I'm going to play with it and send something more presentable.

> diff --git a/fs/file_table.c b/fs/file_table.c
> index 372653b92617..8e0dabf9530e 100644
> --- a/fs/file_table.c
> +++ b/fs/file_table.c
> @@ -136,8 +136,7 @@ static struct file *__alloc_file(int flags, const
> struct cred *cred)
> struct file *f;
> int error;
>
> - f = kmem_cache_zalloc(filp_cachep, GFP_KERNEL);
> - if (unlikely(!f))
> + if (!kmem_cache_zalloc_ptr(filp_cachep, GFP_KERNEL, f))

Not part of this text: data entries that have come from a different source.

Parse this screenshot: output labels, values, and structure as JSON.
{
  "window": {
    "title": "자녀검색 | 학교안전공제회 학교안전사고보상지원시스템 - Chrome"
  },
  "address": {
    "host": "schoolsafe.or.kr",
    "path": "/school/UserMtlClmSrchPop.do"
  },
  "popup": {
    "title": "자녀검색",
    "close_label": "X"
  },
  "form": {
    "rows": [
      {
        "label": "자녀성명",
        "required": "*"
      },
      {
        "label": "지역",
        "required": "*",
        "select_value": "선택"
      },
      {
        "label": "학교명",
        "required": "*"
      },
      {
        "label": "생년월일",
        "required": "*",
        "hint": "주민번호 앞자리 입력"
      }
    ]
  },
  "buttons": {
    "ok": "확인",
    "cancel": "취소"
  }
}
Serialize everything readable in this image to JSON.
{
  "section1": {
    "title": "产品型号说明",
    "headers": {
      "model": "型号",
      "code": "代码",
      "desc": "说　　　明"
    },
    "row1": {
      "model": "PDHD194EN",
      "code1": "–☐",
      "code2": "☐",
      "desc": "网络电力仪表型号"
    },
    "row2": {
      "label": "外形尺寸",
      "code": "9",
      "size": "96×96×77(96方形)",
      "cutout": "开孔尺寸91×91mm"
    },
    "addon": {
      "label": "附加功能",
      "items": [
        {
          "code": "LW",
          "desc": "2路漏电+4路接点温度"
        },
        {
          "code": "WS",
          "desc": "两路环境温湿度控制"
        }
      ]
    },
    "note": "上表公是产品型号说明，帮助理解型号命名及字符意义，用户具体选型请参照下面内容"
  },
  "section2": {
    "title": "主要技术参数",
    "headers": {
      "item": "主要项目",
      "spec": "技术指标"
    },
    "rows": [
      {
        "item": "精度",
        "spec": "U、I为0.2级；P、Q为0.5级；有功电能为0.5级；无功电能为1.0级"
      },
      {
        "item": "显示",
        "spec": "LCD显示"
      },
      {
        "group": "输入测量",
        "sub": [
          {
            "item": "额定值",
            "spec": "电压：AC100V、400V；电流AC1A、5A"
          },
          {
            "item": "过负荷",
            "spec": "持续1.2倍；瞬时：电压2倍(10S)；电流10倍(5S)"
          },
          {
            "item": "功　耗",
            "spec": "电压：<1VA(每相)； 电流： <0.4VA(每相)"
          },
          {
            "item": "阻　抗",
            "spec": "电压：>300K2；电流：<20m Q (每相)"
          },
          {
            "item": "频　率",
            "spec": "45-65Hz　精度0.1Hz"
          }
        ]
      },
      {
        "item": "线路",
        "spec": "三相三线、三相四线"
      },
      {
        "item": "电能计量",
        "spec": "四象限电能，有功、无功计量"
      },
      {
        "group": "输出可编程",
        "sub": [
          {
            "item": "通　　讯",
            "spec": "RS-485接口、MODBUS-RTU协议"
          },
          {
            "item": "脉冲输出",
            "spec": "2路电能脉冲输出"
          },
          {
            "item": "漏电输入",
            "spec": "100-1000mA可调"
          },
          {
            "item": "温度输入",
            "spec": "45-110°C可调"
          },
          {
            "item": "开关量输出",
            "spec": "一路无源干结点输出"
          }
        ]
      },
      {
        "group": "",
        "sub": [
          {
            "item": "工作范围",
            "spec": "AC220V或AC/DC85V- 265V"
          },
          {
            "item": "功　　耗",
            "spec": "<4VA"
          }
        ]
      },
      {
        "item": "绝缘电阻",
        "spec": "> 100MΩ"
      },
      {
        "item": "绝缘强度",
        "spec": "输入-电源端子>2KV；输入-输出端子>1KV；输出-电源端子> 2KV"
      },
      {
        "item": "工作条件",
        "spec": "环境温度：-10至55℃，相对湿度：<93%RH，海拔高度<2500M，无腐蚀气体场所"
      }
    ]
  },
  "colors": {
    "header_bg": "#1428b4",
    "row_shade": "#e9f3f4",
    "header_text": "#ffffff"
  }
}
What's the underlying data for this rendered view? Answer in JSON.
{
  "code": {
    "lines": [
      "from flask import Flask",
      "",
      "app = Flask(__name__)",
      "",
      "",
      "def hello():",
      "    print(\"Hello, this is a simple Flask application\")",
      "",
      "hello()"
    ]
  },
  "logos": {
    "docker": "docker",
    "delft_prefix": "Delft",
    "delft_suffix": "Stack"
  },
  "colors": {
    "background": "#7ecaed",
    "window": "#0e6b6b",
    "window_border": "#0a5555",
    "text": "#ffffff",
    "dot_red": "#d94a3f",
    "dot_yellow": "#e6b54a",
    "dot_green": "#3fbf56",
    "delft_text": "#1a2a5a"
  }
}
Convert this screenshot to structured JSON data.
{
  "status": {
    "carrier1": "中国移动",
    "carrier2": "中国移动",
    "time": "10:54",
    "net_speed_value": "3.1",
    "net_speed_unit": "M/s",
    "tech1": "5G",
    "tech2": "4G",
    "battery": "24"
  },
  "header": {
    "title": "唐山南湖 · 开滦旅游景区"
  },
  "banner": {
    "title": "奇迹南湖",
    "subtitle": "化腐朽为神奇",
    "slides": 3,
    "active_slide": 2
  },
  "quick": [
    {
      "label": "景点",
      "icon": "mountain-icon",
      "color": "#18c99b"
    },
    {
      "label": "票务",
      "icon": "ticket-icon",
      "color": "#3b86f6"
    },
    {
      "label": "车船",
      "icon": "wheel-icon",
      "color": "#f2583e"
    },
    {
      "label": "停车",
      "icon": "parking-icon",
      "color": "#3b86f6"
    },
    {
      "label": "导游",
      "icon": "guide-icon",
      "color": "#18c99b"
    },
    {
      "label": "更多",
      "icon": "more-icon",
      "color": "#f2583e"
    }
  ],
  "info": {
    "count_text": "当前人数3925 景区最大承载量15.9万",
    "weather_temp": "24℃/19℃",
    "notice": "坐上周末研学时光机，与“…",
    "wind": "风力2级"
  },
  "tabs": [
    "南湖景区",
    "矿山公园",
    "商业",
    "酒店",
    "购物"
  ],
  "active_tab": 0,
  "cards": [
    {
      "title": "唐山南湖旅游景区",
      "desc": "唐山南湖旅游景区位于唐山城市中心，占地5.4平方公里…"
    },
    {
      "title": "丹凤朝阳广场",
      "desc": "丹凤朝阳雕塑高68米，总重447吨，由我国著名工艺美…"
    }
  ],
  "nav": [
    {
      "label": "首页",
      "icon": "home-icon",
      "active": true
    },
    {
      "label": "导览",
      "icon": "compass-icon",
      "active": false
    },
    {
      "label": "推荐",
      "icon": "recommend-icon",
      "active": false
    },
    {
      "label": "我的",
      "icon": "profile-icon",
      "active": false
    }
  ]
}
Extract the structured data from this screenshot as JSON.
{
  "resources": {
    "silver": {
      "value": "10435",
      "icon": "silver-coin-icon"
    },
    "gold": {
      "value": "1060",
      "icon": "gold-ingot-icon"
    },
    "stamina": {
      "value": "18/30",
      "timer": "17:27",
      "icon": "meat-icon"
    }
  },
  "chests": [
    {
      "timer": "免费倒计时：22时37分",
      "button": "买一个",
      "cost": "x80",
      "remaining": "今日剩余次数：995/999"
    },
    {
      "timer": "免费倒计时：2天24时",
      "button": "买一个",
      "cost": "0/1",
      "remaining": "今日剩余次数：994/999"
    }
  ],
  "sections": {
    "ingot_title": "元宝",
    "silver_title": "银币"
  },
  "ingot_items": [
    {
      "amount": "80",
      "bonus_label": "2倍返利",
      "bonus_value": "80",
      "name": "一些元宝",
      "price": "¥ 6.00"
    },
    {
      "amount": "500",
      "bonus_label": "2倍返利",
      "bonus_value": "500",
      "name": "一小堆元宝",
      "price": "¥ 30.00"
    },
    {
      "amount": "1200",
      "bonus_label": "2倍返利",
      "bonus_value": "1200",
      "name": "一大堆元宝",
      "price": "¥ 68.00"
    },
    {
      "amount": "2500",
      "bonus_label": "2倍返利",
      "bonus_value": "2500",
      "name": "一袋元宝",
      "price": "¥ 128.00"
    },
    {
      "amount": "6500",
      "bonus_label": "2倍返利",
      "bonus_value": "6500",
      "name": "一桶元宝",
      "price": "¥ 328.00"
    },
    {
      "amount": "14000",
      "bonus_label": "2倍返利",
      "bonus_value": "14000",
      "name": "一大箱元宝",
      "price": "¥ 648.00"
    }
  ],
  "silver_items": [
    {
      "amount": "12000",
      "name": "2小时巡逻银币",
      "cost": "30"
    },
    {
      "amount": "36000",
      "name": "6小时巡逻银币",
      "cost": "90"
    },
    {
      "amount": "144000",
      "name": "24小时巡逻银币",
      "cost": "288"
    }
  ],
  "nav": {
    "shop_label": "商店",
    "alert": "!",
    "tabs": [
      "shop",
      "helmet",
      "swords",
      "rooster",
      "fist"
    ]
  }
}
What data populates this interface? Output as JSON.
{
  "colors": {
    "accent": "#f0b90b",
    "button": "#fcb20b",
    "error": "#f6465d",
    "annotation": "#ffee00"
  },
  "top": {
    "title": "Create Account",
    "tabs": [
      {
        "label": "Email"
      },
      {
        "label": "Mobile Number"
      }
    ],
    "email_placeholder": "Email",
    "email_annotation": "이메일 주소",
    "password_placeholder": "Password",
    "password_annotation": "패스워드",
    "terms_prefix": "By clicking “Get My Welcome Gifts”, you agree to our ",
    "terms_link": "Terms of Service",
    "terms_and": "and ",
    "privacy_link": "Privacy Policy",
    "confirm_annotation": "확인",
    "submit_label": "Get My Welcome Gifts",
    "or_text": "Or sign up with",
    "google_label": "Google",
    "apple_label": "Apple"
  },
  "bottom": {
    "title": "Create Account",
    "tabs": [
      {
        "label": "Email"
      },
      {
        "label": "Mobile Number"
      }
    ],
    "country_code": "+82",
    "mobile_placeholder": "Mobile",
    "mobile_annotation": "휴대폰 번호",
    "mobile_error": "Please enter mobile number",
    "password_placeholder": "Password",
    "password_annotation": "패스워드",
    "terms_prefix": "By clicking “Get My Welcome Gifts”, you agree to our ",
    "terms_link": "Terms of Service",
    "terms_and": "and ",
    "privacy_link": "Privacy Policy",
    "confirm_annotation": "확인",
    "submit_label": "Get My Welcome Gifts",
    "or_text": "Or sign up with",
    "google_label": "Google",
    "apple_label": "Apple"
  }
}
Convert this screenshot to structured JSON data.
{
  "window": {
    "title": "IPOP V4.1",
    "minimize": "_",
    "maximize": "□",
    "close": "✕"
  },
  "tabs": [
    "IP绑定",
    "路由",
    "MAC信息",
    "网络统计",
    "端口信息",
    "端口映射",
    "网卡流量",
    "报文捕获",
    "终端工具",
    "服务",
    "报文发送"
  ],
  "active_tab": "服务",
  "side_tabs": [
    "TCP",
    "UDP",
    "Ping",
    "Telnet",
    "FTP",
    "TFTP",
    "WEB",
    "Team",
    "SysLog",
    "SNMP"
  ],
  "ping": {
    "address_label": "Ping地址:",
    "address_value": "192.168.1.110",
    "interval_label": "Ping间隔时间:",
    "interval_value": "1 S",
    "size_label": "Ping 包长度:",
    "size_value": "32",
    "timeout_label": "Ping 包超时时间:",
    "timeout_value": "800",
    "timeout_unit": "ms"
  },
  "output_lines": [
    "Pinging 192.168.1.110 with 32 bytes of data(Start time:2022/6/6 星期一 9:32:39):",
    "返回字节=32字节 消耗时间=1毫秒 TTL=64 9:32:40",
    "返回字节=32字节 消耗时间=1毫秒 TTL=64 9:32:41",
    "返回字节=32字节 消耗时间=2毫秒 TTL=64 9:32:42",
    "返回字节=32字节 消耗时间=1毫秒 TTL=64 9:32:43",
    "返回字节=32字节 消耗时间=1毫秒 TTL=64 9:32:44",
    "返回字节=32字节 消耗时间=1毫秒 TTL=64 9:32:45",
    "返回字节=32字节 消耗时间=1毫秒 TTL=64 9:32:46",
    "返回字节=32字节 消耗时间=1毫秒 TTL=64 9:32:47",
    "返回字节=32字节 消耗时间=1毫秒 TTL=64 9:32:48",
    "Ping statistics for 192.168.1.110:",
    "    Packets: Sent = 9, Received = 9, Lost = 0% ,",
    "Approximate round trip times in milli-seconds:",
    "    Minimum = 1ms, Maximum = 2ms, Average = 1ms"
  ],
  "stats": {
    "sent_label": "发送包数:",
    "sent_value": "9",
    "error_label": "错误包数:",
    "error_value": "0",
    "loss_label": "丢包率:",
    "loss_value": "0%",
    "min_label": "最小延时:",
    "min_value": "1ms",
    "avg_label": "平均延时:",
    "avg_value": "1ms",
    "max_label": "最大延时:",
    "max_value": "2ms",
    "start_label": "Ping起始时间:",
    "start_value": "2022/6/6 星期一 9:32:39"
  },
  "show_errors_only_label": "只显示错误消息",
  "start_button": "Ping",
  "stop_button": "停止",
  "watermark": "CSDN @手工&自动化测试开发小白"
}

> return ERR_PTR(-ENOMEM);
>
> f->f_cred = get_cred(cred);
>
> As mentioned above it cuts total calls in more than half.
>
> The problem is it is it rolls with rep stosq way too easily, partially
> defeating the point of inlining anything. clang does not have this
> problem.
>
> Take a look at __alloc_file:
> [snip]
> mov 0x19cab05(%rip),%rdi # ffffffff82df4318 <filp_cachep>
> call ffffffff813dd610 <kmem_cache_alloc>
> test %rax,%rax
> je ffffffff814298b7 <__alloc_file+0xc7>
> mov %rax,%r12
> mov $0x1d,%ecx
> xor %eax,%eax
> mov %r12,%rdi
> rep stos %rax,%es:(%rdi)
> [/snip]
>
> Here is a sample consumer which can't help but have a variable size --
> select, used by gmake:
> @[
> memset+5
> do_pselect.constprop.0+202
> __x64_sys_pselect6+101
> do_syscall_64+93
> entry_SYSCALL_64_after_hwframe+114
> ]: 13160
>
> In conclusion:
> 1. fixing up memsets is worthwhile regardless of what happens to its
> current consumers -- not all of them are necessarily doing something
> wrong
> 2. inlining memset can be a pessimization vs non-plain-erms memset as
> evidenced above. will have to figure out how to convince gcc to be
> less eager to use it.
>
> Sometimes I hate computers.
>
> --
> Mateusz Guzik <mjguzik gmail.com>
>


--
Mateusz Guzik <mjguzik gmail.com>